Benjamin Gilmer and Koenig visited Vince Gilmer at Wallens Ridge State Prison, who told them that he had heard voices on the day of his father's murder and that his brain was failing. Following the visit, Benjamin Gilmer began reading the transcripts and court documents from Vince Gilmer's trial. After reading the documents, Benjamin Gilmer became convinced that Vince Gilmer was suffering from a mental illness or health condition. Benjamin Gilmer asked a psychiatrist to visit Vince in prison, who, after visiting, began to suspect that Vince Gilmer had Huntington's disease. Eventually, Vince Gilmer was tested and diagnosed with Huntington's, which is genetic and explained his father's previous diagnoses of schizophrenia and dementia. The combination of irritable aggression and psychosis caused by Huntington's, violent behavior and suicidal thoughts from Antidepressant discontinuation syndrome, and a history of sexual abuse could explain Gilmer's behavior on the night of the murder.

==Pardon==
Benjamin Gilmer and other advocates lobbied Governor Terry McAuliffe to grant Gilmer clemency so he could be sent to a mental health facility, but McAuliffe failed to grant the petition.

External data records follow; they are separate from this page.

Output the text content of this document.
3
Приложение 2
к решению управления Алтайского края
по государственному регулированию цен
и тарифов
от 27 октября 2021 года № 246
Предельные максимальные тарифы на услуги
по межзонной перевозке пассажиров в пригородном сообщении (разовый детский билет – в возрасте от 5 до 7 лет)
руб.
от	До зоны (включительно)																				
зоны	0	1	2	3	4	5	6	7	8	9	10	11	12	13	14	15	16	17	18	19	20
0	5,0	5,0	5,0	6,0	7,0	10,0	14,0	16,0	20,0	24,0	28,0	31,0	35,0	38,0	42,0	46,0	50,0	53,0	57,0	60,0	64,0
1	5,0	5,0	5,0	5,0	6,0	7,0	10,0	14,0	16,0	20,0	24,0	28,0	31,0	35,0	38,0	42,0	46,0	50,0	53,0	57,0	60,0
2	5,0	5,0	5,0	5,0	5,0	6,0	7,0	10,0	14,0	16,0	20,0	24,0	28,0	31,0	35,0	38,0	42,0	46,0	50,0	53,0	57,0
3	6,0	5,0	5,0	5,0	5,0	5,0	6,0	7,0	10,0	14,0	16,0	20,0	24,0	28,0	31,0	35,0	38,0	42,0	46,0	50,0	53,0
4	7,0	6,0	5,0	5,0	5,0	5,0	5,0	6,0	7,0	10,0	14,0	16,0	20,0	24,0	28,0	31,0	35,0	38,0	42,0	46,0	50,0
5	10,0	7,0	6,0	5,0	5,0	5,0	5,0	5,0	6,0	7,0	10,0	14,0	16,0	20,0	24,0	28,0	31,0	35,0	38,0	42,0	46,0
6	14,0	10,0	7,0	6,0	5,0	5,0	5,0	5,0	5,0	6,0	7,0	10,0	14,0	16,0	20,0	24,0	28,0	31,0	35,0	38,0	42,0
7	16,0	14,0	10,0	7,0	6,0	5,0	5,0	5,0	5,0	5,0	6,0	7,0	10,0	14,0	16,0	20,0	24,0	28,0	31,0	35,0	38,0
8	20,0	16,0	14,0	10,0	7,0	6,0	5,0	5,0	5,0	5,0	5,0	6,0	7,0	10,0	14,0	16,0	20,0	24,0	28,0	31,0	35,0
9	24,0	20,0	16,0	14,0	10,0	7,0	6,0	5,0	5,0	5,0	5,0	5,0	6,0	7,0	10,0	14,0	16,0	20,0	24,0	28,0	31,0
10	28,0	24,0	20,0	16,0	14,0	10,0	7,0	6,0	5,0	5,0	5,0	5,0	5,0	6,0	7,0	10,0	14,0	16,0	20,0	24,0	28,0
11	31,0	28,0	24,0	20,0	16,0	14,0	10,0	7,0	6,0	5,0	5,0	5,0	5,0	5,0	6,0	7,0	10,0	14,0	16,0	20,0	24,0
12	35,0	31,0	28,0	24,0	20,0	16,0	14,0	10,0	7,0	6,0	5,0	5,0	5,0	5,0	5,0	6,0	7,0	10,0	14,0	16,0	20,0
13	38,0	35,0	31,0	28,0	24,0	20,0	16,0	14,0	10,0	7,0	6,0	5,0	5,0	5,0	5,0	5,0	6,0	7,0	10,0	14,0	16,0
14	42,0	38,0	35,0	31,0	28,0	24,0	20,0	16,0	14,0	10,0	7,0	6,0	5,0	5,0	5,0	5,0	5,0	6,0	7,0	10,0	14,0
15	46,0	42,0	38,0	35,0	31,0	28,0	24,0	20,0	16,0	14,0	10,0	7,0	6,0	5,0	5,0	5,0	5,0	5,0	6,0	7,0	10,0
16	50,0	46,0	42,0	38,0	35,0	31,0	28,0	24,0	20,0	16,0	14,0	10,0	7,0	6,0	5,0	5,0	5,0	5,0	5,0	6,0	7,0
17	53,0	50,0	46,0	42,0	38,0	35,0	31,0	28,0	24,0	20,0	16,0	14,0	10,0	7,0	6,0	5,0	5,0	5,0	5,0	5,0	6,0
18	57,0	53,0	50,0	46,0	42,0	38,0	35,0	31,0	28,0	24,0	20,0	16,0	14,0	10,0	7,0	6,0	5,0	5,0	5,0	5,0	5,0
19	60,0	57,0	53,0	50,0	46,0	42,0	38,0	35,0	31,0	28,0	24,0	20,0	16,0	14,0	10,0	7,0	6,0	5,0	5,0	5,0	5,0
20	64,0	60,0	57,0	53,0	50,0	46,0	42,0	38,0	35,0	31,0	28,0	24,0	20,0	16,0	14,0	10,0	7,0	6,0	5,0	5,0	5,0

Advocates then lobbied Governor Ralph Northam, hoping that his background as a pediatric neurologist would make him sympathetic to Gilmer's case. In 2021, Northam rejected Gilmer's petition. In January 2022, on his last day in office, Governor Northam granted Gilmer a conditional pardon. The pardon requires Gilmer to gain admission to a treatment facility that meets "both his psychiatric and medical needs," have the plan approved by the state Department of Corrections, and pay for secure transportation to be relocated. In July 2022, Benjamin Gilmer started a GoFundMe campaign to raise the money necessary to have Vince Gilmer transferred to an appropriate facility, which reached its $100,000 goal in November 2022.

==In popular culture==
Gilmer's story was featured on a 2013 episode of This American Life. In March 2022, Benjamin Gilmer released a book titled The Other Dr. Gilmer. The book is being turned into a documentary.